La palabra ‘fit’ es otra que genera confusión. Para Lorena Martínez, entrenadora y asesora nutricional, estar ‘fit’ o en forma significa ser saludable. ¿Y cómo se consigue aquello? Simple: siguiendo una dieta sana, consumiendo abundante agua y realizando actividad física todos los días. La sugerencia de la Organización Mundial de la Salud (OMS) es realizar 150 minutos de ejercicio a la semana.


Aclarados ambos términos, los especialistas consultados por Afull dan una serie de recomendaciones para mantener una vida saludable, estar ‘fit’ o sin esos kilitos extras que causan enfermedades y baja autoestima.

El decálogo para estar 'fit'

1) Mantener un dieta saludable que contenga proteína, carbohidratos, grasas, frutas y vegetales de acuerdo con las cantidades recomendadas por un especialista. Una mujer promedio, por ejemplo, requiere entre 1 800 y 2 000 calorías al día. Un hombre, en cambio, debería consumir entre 2 000 y 2 200 calorías.


2) Consumir grasas saludables: aceite de oliva, frutos secos, salmón. La OMS sugiere comer entre el 20 y 35% de grasas total al día, de las que entre el 6 y 11% deben ser poliinsaturadas (con 2,5 y 9% de Omega 6, y 0,5 y 2% de Omega 3); entre el 15 y 20% monoinsaturadas y menos del 10% de grasas saturadas.

3) Ingerir entre dos y tres litros de agua al día. Evite las bebidas azucaradas.

4) Evitar productos con gran contenido de azúcar como pasteles, chocolates, malteadas, cereales. Si tienes ganas de algo dulce, recurre a las frutas. La recomendación es comer entre tres y cuatro porciones de frutas al día.

5) Realizar ejercicio todos los días. Alterne las actividades para evitar caer en la monotonía: corra, trote, levante pesas. 150 minutos de actividad física a la semana son suficientes para mantener una vida saludable. Esa cifra puede aumentar dependiendo de los objetivos de cada persona.

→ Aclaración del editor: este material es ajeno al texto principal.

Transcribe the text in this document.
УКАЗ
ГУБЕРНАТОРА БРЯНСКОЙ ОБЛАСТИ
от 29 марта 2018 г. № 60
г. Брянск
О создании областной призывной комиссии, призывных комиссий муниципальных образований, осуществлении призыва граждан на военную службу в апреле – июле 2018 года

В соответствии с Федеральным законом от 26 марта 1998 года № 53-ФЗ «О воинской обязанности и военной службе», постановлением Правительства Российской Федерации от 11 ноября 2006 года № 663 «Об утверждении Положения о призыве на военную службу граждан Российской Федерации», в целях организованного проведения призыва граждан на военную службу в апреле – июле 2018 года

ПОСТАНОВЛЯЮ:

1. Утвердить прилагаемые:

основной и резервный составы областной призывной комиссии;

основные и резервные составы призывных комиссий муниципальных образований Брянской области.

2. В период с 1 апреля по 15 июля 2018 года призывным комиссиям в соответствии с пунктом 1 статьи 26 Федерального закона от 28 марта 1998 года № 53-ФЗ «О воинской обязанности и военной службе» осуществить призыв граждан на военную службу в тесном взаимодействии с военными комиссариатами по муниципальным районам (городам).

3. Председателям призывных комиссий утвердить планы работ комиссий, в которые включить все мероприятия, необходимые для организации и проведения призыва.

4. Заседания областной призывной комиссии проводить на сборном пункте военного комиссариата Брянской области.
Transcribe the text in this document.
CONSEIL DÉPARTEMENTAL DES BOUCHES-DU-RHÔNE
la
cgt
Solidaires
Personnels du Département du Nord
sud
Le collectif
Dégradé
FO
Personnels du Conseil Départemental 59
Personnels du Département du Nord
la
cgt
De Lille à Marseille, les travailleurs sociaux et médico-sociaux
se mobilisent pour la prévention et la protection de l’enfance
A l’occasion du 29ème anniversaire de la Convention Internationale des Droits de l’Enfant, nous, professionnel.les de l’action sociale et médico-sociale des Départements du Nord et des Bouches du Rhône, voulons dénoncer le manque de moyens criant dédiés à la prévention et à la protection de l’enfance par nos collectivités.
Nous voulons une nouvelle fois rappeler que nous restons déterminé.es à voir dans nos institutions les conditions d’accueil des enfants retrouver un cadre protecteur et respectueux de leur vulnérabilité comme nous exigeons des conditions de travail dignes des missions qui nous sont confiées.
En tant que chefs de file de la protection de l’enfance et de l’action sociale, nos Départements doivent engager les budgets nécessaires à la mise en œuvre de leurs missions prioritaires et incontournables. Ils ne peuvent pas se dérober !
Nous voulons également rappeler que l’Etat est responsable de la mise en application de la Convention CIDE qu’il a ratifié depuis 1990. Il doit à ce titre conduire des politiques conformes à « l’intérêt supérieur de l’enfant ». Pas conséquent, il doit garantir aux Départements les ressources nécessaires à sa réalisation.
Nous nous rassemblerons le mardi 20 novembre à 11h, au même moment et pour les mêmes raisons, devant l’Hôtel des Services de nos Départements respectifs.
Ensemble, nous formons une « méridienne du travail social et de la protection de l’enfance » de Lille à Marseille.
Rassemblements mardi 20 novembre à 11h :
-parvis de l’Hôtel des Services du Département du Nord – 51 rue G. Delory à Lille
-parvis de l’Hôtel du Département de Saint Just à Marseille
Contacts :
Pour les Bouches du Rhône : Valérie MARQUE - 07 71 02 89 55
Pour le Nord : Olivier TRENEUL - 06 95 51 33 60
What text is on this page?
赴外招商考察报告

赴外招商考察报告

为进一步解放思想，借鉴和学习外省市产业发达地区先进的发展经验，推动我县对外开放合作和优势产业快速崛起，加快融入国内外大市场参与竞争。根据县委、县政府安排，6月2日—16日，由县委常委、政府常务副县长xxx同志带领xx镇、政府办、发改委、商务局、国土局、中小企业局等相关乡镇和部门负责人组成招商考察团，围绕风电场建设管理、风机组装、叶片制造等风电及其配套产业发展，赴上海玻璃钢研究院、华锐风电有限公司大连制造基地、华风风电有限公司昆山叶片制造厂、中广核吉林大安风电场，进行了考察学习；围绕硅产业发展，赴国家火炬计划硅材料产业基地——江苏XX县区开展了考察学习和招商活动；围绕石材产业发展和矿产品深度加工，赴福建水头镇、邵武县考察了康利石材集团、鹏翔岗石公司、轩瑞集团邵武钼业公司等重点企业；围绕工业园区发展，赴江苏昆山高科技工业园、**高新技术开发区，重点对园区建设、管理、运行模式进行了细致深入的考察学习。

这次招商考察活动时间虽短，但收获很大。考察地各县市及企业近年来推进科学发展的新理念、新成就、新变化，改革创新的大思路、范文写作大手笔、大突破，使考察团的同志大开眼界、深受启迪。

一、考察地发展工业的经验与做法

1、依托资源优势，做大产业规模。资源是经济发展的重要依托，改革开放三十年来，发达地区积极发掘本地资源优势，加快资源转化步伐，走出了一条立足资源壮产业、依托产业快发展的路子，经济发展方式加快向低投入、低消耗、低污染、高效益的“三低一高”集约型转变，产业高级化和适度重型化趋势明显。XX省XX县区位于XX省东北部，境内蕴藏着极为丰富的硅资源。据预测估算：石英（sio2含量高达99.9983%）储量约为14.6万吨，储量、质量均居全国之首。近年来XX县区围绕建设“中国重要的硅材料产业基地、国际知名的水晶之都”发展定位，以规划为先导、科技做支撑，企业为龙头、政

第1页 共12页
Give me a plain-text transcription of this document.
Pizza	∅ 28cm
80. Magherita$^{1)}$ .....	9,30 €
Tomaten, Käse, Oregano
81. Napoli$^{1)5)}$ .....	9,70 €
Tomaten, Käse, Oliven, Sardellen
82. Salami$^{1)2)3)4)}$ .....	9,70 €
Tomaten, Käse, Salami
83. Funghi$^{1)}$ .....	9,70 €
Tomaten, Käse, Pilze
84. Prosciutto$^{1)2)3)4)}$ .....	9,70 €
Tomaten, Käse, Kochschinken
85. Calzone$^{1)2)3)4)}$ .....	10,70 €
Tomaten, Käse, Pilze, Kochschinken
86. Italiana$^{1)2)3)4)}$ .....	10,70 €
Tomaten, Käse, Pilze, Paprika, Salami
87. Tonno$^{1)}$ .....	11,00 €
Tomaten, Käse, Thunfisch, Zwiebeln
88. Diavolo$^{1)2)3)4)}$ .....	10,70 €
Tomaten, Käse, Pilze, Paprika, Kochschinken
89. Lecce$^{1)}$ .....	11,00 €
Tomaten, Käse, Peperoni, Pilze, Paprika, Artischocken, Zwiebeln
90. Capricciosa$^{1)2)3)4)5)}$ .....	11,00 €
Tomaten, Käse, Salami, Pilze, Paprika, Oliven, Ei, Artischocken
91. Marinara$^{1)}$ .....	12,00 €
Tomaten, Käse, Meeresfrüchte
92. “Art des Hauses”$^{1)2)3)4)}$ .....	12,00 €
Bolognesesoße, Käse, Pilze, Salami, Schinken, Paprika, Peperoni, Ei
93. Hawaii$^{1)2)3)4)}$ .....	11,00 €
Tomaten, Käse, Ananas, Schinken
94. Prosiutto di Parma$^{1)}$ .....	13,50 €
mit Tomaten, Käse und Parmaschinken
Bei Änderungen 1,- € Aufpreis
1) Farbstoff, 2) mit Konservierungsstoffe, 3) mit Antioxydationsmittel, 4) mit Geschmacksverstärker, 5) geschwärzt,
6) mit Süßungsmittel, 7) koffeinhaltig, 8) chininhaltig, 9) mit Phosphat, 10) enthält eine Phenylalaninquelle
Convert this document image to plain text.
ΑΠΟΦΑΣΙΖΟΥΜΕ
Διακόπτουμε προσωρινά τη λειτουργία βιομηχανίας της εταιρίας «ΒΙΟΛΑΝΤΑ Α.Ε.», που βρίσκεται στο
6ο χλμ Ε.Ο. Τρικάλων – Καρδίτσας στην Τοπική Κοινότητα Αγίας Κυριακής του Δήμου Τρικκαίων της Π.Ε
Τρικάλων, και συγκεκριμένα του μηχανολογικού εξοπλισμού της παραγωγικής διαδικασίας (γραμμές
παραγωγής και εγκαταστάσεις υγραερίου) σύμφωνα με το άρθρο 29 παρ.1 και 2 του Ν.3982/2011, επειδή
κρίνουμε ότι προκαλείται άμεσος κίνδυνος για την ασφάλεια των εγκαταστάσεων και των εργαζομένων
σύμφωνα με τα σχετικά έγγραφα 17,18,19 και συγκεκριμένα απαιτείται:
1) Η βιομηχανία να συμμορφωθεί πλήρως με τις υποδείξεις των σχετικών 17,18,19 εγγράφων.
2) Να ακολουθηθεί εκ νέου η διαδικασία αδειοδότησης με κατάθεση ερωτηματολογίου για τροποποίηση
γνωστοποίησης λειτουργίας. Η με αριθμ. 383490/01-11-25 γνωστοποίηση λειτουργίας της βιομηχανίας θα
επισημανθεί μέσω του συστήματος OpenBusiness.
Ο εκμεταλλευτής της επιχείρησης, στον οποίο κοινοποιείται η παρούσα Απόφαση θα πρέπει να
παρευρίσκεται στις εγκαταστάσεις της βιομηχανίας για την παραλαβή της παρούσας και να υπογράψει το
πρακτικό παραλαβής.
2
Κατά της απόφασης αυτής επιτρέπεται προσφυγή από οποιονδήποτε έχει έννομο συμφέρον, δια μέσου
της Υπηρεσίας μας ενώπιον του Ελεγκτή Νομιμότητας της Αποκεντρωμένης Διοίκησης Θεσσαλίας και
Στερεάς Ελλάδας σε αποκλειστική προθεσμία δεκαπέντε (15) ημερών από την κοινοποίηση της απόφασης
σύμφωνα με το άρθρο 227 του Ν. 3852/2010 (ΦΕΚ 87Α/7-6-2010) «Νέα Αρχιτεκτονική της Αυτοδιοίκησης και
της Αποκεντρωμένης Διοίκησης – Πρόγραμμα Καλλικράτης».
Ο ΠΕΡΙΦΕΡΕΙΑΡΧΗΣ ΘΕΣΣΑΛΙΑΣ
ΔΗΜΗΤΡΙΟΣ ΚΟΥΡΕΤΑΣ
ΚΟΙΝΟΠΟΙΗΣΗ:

6) Incluir productos ricos en fibra para estimular al aparato digestivo. Al día se sugieren 25 gramos de esa sustancia, presente en la corteza de las frutas y los productos integrales.

7) Evitar alimentos procesados, pues contienen grandes cantidades de sal.

8) Descansar. El tiempo de recuperación varía entre una y otra persona. De forma general se recomienda dormir entre 7 y 8 horas al día.

9) Destinar un día a la semana para caminar por lugares alejados de la contaminación. Le ayudará a liberarse del estrés y renovar ideas.

10) Preparar la comida con anticipación. Cocine las carnes y arroz la noche anterior, distribúyalas en recipientes y guárdelas en la nevera. Así ahorrará tiempo y evitará comer lo que se le aparezca en el camino.